On pourrait penser qu'aujourd'hui ce serait un spectacle pour les enfants de 6 ans. S'il faut choisir entre la constatation que le public d'aujourd'hui s'est infantilisé et le fait que la "machine à rêve" continue à fonctionner, quelle que soient l'évolution des savoirs, je choisis, contre tout argument contraire, la seconde partie de l'alternative, car espérer c'est vivre vivre c'est espérer.
Oui, j'entends cela.
Les films qui m'ont marqué avec des personnages clivants et décalés sont1 Paris Texas, Elephant Man, par exemple, qui allaient loin dans l'élaboration des personnages, et du thème de l'exclusion.
Je suis souvent critique, j'oscille entre les deux partie de l'alternative. Ma réaction à chaud était très négative. Je me suis laissé le temps pour nuancer et argumenter. Là, je n'ai pas rêvé, peut-être parce que le présupposé politique du film, largement diffusé, a parasité le côté rêve.
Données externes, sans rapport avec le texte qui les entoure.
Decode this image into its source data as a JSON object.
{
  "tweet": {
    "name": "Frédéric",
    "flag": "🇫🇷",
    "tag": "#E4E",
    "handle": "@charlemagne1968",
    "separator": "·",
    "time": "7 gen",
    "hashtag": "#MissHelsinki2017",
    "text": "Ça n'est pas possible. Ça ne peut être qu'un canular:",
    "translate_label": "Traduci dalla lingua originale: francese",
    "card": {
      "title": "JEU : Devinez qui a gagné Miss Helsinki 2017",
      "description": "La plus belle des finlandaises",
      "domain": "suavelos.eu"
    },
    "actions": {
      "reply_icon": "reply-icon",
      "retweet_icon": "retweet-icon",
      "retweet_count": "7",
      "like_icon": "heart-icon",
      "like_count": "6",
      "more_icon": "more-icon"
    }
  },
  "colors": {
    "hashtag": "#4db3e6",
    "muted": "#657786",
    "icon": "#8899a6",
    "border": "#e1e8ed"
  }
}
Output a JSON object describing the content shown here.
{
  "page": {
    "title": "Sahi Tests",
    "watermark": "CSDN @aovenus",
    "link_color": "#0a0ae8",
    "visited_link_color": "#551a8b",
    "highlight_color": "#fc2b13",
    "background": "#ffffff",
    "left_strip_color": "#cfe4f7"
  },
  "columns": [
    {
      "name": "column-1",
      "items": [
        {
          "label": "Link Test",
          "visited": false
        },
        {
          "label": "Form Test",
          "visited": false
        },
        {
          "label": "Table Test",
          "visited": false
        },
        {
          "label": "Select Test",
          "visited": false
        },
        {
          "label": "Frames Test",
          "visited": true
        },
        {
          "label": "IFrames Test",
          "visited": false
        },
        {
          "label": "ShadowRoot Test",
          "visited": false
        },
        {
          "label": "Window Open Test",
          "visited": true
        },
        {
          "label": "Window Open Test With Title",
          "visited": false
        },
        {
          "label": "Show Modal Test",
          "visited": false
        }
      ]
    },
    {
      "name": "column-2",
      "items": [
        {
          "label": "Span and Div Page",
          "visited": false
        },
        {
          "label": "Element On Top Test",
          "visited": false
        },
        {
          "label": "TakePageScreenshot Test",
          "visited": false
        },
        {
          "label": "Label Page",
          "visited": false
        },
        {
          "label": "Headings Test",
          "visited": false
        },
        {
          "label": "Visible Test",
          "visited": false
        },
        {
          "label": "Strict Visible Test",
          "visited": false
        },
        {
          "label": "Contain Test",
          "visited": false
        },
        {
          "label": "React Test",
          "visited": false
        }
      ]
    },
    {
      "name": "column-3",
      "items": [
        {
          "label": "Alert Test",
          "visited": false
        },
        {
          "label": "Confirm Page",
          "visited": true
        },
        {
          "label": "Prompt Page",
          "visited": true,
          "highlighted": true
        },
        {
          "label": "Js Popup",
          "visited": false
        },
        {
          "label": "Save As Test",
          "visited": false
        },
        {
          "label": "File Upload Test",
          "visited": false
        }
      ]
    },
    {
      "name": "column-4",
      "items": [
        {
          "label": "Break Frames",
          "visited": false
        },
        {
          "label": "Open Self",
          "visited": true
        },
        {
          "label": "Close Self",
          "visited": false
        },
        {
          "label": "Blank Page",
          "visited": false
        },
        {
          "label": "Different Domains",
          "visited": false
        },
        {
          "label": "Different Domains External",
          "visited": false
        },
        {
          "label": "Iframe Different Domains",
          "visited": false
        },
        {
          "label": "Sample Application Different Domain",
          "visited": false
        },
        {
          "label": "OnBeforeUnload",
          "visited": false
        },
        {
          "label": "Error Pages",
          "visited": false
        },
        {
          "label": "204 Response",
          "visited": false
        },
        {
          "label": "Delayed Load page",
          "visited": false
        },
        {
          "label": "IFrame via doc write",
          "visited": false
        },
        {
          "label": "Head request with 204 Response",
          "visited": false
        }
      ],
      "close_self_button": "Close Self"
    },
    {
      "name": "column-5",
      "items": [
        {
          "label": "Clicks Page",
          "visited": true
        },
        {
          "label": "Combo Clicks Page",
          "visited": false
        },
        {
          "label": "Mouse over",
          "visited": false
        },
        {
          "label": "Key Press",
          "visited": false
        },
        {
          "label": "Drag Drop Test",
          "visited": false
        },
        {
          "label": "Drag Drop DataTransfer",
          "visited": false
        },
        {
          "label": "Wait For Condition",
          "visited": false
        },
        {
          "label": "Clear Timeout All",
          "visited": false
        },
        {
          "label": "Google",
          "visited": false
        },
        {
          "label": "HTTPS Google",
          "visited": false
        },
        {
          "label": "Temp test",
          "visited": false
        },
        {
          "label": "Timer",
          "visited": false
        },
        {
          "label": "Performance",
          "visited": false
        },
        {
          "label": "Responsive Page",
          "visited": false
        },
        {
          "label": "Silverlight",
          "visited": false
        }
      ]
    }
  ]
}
Mais quand-même, les ficelles sont grosses.
C'est un film assez nul heureusement que je l'ai vu sur internet gratuitement!
J'aime bien l'avis de Mère grand sur ce film.
En effet je l'ai vu au premier degré sans aucun préavis, nonobstant volontairement toutes ces analyses orientées.
J'ai trouvé un conte gentillet. L'amphibien serait une partie oubliée de nous lors de notre voyage à travers l'évolution, etc ... ?
Mais j'ai apprécié une reconstitution de l'ambiance des années 50, avec la précision des images d'aujourd'hui; j'ai apprécié des personnages atypiques par rapport aux film des années 50, sans jamais penser à une représentation d'un panel de minorité à défendre; et enfin voir une lumière sentimentale au milieu de cette époque et environnement froid, a quelque chose de sympathique.
Pour le reste le méchant est méchamment caricaturé et de toutes façons bien en dessous de ce je j'attendais suite à l'engouement suscité.
J'y suis allé comme j'allais voir un film de Subiela à la fin des annees 90, Pequeños milagros par exemple,mais cela n'avait malheureusement rien à voir
Je complète, si c'est nécessaire, mon intervention en précisant que "L'étrange créature du lac noir" ne fait pas partie des films qui m'ont le plus marqué dans ma vie. Pour cela, il faudrait plutôt chercher du côté de "Rashomon", de "Un tramway nommé désir" ou de l'un ou l'autre Bergman. Une énumération loin d'être fermée, tant j'en ai vu et aimé au cours de ma vie.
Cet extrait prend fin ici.